Pa. EMS owner withdraws push for local tax, hopes state will act
Meadville Area Ambulance Service has cut costs for this year, and managers are working extra shifts
By Keith Gushard
The Meadville Tribune
WEST MEAD TOWNSHIP, Pa. — The push to have some local municipalities approve a dedicated 0.5 mills of property tax to fund emergency medical services (EMS) won't happen in 2023.
Meadville Area Ambulance Service (MAAS) plans to send out a letter to the municipalities it serves saying it's withdrawing the issue for this year, said Eric Henry, who owns and operates the ambulance firm.
There are 22 are municipalities MAAS serves in Crawford County and two in Mercer County, but none have the EMS tax. MAAS is the primary provider of emergency medical transportation services in central Crawford County and portions of Mercer County.
The funding of emergency medical services has become a statewide problem. Pennsylvania law allows local municipalities to institute a property tax of up to 0.5 mills dedicated to EMS.
Last fall, Henry, who also serves as chairman of the Crawford County Board of Commissioners, was asking the 24 individual municipalities MAAS serves to add 0.5 mills of property tax to their respective local municipal tax rate.
In mid-December, Henry said two municipalities voted to provide financial support to MAAS, but not with a tax. Agreements were being sought by MAAS with another 15 municipalities.
At 0.5 mills of municipal real estate tax, a property with an assessed value of $26,000 would see its tax bill increase by $13 a year. The assessed value of $26,000 is Crawford County's median assessment for homes with the homestead exemption.
However, MAAS was backing away from the EMS tax issue for now, Henry confirmed Wednesday.
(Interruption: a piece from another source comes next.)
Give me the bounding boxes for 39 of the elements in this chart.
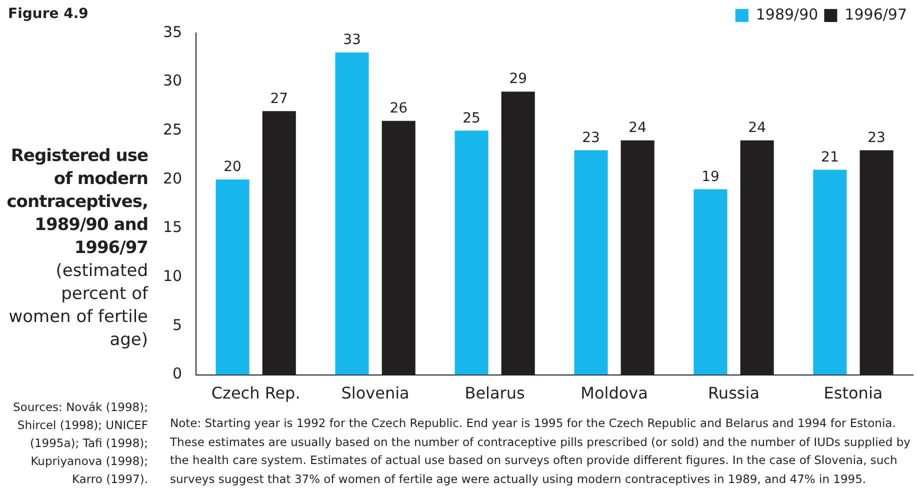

"I don't think it's appropriate to do when we don't have all municipalities participating," he said.
MAAS is making financial adjustments for the year.
"We've made significant cuts in expenditures for 2023, adjusted staffing and held off capital expenditures," Henry said, noting that he and other management are working extra shifts.
MAAS continues to operate with three ambulances during the day and two in the evening.
A solution to adequately finance emergency medical services may need to come via Pennsylvania's General Assembly, according to Henry, who said he's been in contact with area state legislators.
"They know what they need to do, but I have little faith in them," Henry said of the Legislature. "This problem is not going to go away."